L’importanza delle banche locali
Queste banche svolgono un ruolo di primo piano nel processo di mantenimento e di sviluppo della ricchezza di tante zone del Paese

La scorsa settimana hanno visto la luce i cosiddetti Tremonti bonds, un nuovo strumento finanziario sottoscrivibile dal Tesoro e in grado di rafforzare il patrimonio delle banche.
Di tutte le banche? No, per ora solo di quelle quotate in borsa. Poiché il fine di tale intervento pubblico è quello di assicurare una più facile erogazione di credito all’economia reale e in particolare a famiglie e piccole e medie imprese sembrerebbe giusto, anche in termini di principio, estenderlo a tutte le realtà bancarie e in tal senso si è espressa anche l’Abi, associazione di categoria.
Sembra dunque riproporsi anche in questa occasione la consueta dicotomia tra grandi banche di interesse nazionale e piccole banche locali. Alle prime vanno riconosciuti molti meriti in ordine all’aumento dimensionale e al processo di internazionalizzazione, ma anche qualche scandalo, pure nel recente passato, e una situazione attuale di relativa maggiore difficoltà. Delle seconde, di cui molti oggi parlano, fino a poco tempo fa nessuno valorizzava l’importante ruolo di supporto allo sviluppo economico di tante zone del territorio locale.

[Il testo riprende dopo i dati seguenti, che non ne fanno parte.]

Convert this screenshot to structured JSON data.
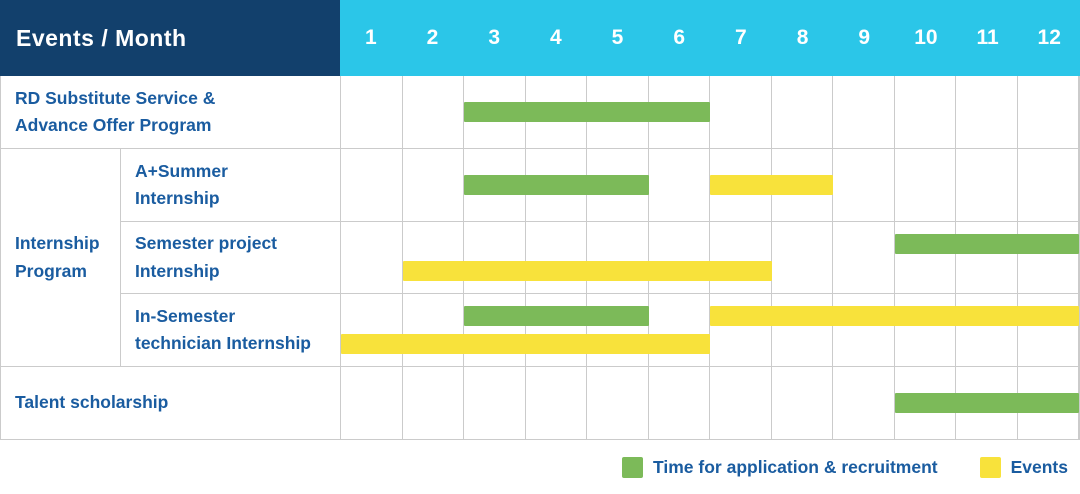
{
  "header": {
    "title": "Events / Month",
    "months": [
      "1",
      "2",
      "3",
      "4",
      "5",
      "6",
      "7",
      "8",
      "9",
      "10",
      "11",
      "12"
    ]
  },
  "colors": {
    "navy": "#12406C",
    "cyan": "#2BC6E8",
    "green": "#7CBA59",
    "yellow": "#F8E23B",
    "label_blue": "#1A5CA0",
    "grid": "#CBCBCB"
  },
  "chart_data": {
    "type": "gantt",
    "unit": "month",
    "axis": {
      "min": 1,
      "max": 12
    },
    "grid": true,
    "rows": [
      {
        "label": "RD Substitute Service &\nAdvance Offer Program",
        "group": "",
        "bars": [
          {
            "series": "recruitment",
            "start": 3,
            "end": 6,
            "line": "center"
          }
        ]
      },
      {
        "label": "A+Summer\nInternship",
        "group": "Internship\nProgram",
        "bars": [
          {
            "series": "recruitment",
            "start": 3,
            "end": 5,
            "line": "center"
          },
          {
            "series": "events",
            "start": 7,
            "end": 8,
            "line": "center"
          }
        ]
      },
      {
        "label": "Semester project\nInternship",
        "group": "Internship\nProgram",
        "bars": [
          {
            "series": "recruitment",
            "start": 10,
            "end": 12,
            "line": "top"
          },
          {
            "series": "events",
            "start": 2,
            "end": 7,
            "line": "bottom"
          }
        ]
      },
      {
        "label": "In-Semester\ntechnician Internship",
        "group": "Internship\nProgram",
        "bars": [
          {
            "series": "recruitment",
            "start": 3,
            "end": 5,
            "line": "top"
          },
          {
            "series": "events",
            "start": 7,
            "end": 12,
            "line": "top"
          },
          {
            "series": "events",
            "start": 1,
            "end": 6,
            "line": "bottom"
          }
        ]
      },
      {
        "label": "Talent scholarship",
        "group": "",
        "bars": [
          {
            "series": "recruitment",
            "start": 10,
            "end": 12,
            "line": "center"
          }
        ]
      }
    ],
    "legend": [
      {
        "series": "recruitment",
        "label": "Time for application & recruitment",
        "color": "#7CBA59"
      },
      {
        "series": "events",
        "label": "Events",
        "color": "#F8E23B"
      }
    ]
  }
}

Quattrocentoquaranta banche di prossimità o casse rurali, oggi omogeneamente identificate come banche di credito cooperativo (BCC), 4.000 agenzie, pari al 12% del totale operante sul territorio nazionale, un milione di soci, 5 milioni di clienti, 17 miliardi di patrimonio, 40 miliardi di raccolta diretta, pari al 9% del totale, 115 miliardi di impieghi di cui il 20% a imprese con meno di venti dipendenti, un coefficiente di patrimonializzazione pari al 15%, rispetto alla media del 10% del mondo creditizio nazionale.
Oltre ai numeri, la sostanza: l’Antitrust, in una recente analisi in cui identifica le BCC come quarto gruppo bancario italiano, afferma di riscontrarvi la pratica della mutualità e della partecipazione dei soci.
Di queste piccole banche locali abbiamo ancora molto bisogno. Ci serve la loro presenza capillare sul territorio, dove la maggior parte delle imprese tuttora nascono e hanno sede, la loro conoscenza di persone e luoghi che è garanzia di buone raccolte, anche di questi tempi, e più efficienti affidamenti.
Queste banche svolgono un ruolo di primo piano nel processo di mantenimento e di sviluppo della ricchezza di tante zone del Paese. L’articolo 2 dello statuto tipo adottato da ciascuna di esse riafferma come finalità propria quella di fare crescere il territorio.
Nel frangente dell’attuale crisi ciò si accompagna a interventi concreti a favore di chi si trovi nel bisogno: c’è, ad esempio, la disponibilità a sottoscrivere accordi con locali associazioni di categoria, sindacati e comuni e provincie per anticipare, senza interessi e senza spesa alcuna, la cassa integrazione ordinaria o straordinaria laddove l’Inps ne ritardi l’erogazione. E ciò anche nel caso in cui il diretto interessato non sia cliente della banca. È un modo per ribadire, nelle mutate condizioni economiche, il compito storico del perseguimento del bene comune.
Di certo il Paese continua ad aver bisogno di grandi banche in grado, tra l’altro, di supportare la presenza italiana nel mondo, ma a nessuno gioverebbe dimenticarsi della storia e del ruolo delle piccole banche locali.